And yes, my mother's cousins eventually turned up, clutching a shopping bag of their possessions... and the budgie cage!

KEZZIE AT WAR will be published by Random House on 5th April 2012















6 comments:

alberridge said...

Thank you for a beautifully evocative post, Theresa - and especially that vivid picture of the Clydebank Blitz. I'm ashamed to say I knew hardly anything about that, and guess it's a victim of the 'if it's north of London it didn't happen' school of history.

But it's good to see our schools are still keeping the memory alive - and of course books like 'Kezzie at War'. Best wishes for a huge success with the re-release!

Alex said...

I can't wait to read Kezzie at War. It is a book right up my alley.

I love to see the projects kids do for the things they are learning about and when an author visits.

Glad your mother's cousins turned up safe and sound. Amazing story about the baby girl.

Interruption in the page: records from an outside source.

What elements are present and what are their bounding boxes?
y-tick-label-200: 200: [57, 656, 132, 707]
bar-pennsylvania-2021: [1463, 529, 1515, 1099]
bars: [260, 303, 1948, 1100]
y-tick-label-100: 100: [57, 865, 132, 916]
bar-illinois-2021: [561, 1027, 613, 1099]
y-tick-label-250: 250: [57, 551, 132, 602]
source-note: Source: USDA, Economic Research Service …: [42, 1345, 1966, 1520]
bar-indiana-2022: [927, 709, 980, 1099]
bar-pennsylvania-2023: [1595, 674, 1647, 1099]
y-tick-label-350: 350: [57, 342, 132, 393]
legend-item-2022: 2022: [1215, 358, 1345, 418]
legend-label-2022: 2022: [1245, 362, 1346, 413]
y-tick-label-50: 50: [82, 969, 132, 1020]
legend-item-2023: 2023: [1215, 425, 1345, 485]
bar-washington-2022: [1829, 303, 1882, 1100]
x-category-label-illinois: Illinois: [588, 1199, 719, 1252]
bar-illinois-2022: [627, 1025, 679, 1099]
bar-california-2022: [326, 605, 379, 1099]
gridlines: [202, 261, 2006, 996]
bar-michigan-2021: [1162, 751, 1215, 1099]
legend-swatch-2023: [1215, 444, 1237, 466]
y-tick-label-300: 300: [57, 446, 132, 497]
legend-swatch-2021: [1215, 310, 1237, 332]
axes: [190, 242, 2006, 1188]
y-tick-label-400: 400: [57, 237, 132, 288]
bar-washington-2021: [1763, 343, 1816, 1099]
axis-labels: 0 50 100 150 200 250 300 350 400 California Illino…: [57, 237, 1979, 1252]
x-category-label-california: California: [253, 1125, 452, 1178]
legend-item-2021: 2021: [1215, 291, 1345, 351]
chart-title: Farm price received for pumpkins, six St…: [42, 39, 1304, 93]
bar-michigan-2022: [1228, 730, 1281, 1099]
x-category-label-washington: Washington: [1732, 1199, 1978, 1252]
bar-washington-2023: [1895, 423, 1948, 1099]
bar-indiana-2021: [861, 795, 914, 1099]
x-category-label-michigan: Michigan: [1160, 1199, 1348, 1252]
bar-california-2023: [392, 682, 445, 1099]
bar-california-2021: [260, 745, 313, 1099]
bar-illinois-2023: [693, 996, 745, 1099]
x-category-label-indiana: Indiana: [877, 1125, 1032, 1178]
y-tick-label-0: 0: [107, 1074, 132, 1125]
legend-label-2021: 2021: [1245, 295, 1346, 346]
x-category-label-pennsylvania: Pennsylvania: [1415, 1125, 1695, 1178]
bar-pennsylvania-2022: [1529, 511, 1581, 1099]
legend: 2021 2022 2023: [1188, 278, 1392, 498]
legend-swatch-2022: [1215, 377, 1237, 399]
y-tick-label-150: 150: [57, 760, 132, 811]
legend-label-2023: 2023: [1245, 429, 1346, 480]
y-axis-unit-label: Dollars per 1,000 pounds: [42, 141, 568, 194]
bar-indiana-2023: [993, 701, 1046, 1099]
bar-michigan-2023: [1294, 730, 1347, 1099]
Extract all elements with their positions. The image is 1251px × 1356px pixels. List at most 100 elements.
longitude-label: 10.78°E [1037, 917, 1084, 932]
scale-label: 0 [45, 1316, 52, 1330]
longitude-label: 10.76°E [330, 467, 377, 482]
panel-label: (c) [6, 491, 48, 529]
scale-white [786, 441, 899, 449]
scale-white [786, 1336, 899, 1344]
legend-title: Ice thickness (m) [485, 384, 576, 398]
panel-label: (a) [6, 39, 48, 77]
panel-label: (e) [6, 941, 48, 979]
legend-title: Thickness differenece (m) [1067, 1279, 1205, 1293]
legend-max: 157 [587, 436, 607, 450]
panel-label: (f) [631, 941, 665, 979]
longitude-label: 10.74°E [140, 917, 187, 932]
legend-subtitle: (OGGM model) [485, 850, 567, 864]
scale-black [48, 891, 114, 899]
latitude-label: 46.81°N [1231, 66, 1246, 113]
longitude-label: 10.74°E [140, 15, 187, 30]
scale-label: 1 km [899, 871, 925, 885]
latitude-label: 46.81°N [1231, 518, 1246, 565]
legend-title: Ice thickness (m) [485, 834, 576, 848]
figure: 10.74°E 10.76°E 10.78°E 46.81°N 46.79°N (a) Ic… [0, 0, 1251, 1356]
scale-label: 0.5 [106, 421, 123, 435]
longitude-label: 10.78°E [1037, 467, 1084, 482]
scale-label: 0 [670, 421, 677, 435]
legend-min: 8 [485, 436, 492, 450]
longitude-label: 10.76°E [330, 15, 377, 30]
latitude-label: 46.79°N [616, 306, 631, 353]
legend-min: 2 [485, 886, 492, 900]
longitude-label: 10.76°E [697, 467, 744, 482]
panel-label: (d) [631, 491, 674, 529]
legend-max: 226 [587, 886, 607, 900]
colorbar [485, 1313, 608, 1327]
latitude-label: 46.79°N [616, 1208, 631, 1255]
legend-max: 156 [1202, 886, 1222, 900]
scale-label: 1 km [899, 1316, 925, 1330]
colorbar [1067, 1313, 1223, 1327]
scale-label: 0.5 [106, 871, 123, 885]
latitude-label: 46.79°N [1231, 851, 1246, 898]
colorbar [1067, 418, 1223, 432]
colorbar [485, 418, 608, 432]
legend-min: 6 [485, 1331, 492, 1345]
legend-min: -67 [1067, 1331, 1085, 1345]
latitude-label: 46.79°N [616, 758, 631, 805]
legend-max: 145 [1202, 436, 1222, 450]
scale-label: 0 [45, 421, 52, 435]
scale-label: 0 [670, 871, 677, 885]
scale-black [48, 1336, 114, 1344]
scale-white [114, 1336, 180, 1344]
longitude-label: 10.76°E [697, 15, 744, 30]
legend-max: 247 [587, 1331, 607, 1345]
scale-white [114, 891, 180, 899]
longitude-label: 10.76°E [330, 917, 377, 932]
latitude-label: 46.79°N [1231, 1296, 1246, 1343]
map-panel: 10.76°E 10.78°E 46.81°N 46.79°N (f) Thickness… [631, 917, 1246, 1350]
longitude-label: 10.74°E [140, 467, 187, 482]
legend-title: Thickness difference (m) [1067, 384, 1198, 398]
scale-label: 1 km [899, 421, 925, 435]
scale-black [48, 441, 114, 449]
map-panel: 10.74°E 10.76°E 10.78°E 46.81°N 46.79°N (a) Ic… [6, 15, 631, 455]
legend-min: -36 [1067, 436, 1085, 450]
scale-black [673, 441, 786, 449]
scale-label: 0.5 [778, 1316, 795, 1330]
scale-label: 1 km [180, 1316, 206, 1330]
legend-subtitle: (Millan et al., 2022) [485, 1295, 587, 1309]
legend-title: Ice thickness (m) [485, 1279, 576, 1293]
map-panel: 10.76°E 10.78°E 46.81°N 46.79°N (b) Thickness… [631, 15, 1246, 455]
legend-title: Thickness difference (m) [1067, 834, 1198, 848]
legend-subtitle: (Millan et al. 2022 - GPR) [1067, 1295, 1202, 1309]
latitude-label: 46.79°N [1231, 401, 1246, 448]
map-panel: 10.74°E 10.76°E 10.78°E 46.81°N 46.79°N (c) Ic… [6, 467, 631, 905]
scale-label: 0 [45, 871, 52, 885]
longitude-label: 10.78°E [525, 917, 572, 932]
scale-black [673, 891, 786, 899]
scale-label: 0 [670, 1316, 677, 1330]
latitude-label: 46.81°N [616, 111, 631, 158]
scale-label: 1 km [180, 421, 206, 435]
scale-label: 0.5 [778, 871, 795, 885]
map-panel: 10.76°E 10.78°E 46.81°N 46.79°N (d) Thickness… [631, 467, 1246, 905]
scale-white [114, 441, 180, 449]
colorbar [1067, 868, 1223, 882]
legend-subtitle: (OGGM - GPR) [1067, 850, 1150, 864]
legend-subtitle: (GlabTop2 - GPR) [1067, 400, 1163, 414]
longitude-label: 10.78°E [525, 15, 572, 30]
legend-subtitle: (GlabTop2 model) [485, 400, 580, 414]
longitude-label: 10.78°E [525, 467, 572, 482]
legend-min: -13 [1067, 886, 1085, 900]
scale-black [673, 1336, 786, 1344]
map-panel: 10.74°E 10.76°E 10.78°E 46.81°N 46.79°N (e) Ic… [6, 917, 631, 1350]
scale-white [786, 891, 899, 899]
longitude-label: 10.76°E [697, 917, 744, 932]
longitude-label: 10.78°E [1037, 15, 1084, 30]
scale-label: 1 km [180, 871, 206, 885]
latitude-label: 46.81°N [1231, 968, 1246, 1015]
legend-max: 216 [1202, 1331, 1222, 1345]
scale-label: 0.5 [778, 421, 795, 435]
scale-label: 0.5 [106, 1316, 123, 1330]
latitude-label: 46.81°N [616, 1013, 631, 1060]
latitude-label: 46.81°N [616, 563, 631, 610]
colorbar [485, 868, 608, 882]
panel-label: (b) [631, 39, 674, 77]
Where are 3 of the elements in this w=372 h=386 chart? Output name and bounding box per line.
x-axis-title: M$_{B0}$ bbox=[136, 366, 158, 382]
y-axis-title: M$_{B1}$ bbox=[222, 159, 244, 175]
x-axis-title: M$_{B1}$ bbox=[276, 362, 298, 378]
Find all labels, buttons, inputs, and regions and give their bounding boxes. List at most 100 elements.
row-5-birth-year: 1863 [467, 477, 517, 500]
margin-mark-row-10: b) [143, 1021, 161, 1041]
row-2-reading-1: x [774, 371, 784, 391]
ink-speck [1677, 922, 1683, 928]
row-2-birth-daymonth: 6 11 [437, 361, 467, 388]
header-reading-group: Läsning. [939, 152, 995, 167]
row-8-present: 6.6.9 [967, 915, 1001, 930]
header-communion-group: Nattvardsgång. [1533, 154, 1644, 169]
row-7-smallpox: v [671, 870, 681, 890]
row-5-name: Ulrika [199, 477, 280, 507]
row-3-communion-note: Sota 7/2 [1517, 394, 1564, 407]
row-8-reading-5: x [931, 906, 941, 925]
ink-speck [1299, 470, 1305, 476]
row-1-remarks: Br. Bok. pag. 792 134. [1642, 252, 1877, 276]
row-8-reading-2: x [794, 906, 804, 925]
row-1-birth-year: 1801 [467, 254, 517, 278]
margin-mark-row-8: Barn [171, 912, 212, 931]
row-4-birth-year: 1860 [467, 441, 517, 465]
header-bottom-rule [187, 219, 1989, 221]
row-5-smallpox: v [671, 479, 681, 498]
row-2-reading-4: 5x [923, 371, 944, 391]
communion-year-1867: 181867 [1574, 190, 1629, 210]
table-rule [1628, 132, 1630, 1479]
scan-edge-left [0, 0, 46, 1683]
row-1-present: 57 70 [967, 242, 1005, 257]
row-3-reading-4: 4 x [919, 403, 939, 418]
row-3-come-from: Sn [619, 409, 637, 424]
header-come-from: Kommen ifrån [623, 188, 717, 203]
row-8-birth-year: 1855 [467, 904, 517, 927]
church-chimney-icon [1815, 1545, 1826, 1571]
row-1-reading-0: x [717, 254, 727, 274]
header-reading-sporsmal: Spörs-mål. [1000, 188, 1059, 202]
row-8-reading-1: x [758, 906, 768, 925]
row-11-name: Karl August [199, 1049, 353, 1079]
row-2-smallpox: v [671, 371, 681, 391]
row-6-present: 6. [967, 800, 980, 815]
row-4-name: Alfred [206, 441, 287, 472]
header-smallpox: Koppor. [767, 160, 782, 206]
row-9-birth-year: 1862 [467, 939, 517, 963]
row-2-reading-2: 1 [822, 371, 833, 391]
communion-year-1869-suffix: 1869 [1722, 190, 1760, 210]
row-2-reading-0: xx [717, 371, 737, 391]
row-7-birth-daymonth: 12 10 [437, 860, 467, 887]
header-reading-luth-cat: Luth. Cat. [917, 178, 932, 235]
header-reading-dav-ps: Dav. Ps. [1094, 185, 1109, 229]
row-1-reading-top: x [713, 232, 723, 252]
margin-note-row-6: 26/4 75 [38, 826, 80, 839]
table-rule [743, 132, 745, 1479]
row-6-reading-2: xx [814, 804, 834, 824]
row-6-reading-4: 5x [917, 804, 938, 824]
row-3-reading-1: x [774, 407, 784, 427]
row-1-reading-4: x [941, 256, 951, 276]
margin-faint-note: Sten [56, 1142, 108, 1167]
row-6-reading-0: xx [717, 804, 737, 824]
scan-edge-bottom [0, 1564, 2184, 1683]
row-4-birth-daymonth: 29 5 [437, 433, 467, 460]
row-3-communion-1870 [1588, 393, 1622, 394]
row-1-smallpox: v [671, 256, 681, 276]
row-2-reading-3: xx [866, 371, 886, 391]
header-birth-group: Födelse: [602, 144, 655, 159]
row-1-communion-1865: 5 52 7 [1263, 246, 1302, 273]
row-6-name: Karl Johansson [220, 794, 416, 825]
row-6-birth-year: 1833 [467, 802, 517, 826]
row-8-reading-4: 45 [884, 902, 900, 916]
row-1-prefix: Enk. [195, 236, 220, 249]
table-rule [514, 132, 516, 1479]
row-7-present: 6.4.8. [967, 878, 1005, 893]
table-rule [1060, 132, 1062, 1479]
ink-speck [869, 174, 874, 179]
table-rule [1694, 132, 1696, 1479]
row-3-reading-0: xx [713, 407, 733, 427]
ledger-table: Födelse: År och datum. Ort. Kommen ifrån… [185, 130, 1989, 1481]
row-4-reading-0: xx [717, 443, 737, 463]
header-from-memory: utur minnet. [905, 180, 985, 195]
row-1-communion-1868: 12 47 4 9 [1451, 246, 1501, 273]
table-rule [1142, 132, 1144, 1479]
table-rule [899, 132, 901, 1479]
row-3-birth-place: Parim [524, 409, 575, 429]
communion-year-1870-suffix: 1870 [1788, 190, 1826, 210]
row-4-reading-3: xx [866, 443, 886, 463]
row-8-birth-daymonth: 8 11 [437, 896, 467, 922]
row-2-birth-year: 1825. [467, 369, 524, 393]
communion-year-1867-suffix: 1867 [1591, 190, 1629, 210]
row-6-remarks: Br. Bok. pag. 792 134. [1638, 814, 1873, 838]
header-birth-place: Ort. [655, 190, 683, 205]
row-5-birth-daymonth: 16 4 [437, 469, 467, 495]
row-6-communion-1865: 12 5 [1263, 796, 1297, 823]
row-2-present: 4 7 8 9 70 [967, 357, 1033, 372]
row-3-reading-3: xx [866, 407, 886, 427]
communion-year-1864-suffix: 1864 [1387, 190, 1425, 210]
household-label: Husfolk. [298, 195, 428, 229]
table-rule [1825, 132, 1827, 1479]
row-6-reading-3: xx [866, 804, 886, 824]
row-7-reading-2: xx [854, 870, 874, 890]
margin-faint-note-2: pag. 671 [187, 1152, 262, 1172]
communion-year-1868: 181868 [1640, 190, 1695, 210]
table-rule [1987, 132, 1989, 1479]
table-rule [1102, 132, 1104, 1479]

Thank you for sharing all of this and will be looking forward to April 5th.

Theresa Breslin said...

Thanks for the comments. I think all big cities have their Blitz stories. I've heard similar tales from Belfast, Liverpool etc and of course London was ongoing. Clydebank is a raw memory here because it wasn't a big city, more a family town of shipyard and other heavy industry workers. It's very personal, especially in that particular school where the starred names on the memorial plaque indicate family members who died together. Project work by school pupils constantly amazes me.

Griselda Heppel said...

What a moving story - all those poor families. Your books look super, I'm so glad they are being reissued. Looking forward to reading them!

adele said...

Wonderfully moving post, Theresa! And love the baby story..so glad too that Kezzie books are being reissued. A triumph of good sense at a time when the NEW and the SHINY can eclpse the Golden Oldies. Hurray for Random House, I say!

Theresa Breslin said...

Thanks Griselda and Adele. I'm really pleased with the cover which isn't new and shiny but traditional and attractive I think.